Jollis also said the JAMA study was not designed to show a survival benefit, which would have required a much larger study with tens of thousands of patients. The JAMA paper looked at care received by about 1,100 patients.

Avoiding a road trip

Wefald and his medical partner, Dr. Eric Janis, don’t disagree that emergency angioplasty is best if patients live near a full-service heart center. Both doctors are partners in Wake Heart Associates, a large private cardiology practice that has physicians on staff at both Rex and WakeMed. But the Johnston doctors still don’t think sending heart attack patients bumping over country roads and down Interstate 40 to Raleigh is the right way to go — especially when they say they are routinely treating patients with clot-busting drugs in less than 30 minutes at Johnston Memorial.

Clot-busting drugs can’t be used in some patients, though, and the drugs fail to clear blockages about a quarter of the time, so most smaller hospitals must transfer patients to angioplasty centers. Johnston Memorial sends such patients to Wake County’s heart hospitals.

Betsy Gaskins-McClaine, director of WakeMed’s heart center, said the WakeMed system stands ready to work with any hospital that wants to make transfers faster and easier. But she said the system has no plans to march into neighboring counties to steal heart patients.
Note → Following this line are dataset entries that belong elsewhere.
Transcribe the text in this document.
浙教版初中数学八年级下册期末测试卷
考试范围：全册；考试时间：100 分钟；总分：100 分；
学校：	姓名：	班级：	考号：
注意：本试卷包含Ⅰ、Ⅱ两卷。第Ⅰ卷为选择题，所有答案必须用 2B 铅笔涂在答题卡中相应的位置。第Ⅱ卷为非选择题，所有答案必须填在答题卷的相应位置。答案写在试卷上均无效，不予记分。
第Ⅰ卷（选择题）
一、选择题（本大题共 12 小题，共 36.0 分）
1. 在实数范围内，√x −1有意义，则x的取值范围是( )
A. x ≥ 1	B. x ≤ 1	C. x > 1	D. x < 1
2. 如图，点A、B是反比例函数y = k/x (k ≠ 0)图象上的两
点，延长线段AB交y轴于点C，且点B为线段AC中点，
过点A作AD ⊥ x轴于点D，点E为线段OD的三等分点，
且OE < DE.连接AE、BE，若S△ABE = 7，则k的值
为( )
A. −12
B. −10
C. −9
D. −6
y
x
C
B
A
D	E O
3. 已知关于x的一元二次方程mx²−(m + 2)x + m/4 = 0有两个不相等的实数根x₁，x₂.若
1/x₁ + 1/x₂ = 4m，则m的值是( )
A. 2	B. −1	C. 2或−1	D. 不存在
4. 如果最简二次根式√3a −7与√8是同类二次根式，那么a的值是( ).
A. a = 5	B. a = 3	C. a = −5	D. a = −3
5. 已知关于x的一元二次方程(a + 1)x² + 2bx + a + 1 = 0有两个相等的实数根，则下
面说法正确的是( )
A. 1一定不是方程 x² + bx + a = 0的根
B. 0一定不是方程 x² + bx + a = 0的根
In fact, Gaskins-McClaine said, the WakeMed heart center frequently operates at or above 100 percent capacity, so it has an interest in seeing only those patients who really need its specialized care. Patients suffering the most dangerous type of heart attack, called ST-elevation myocardial infarction, fit that description, as long as they can be transported and treated quickly, she said.

“There’s situations where you can be there, and we feel like we want them to be there,” Gaskins-McClaine said.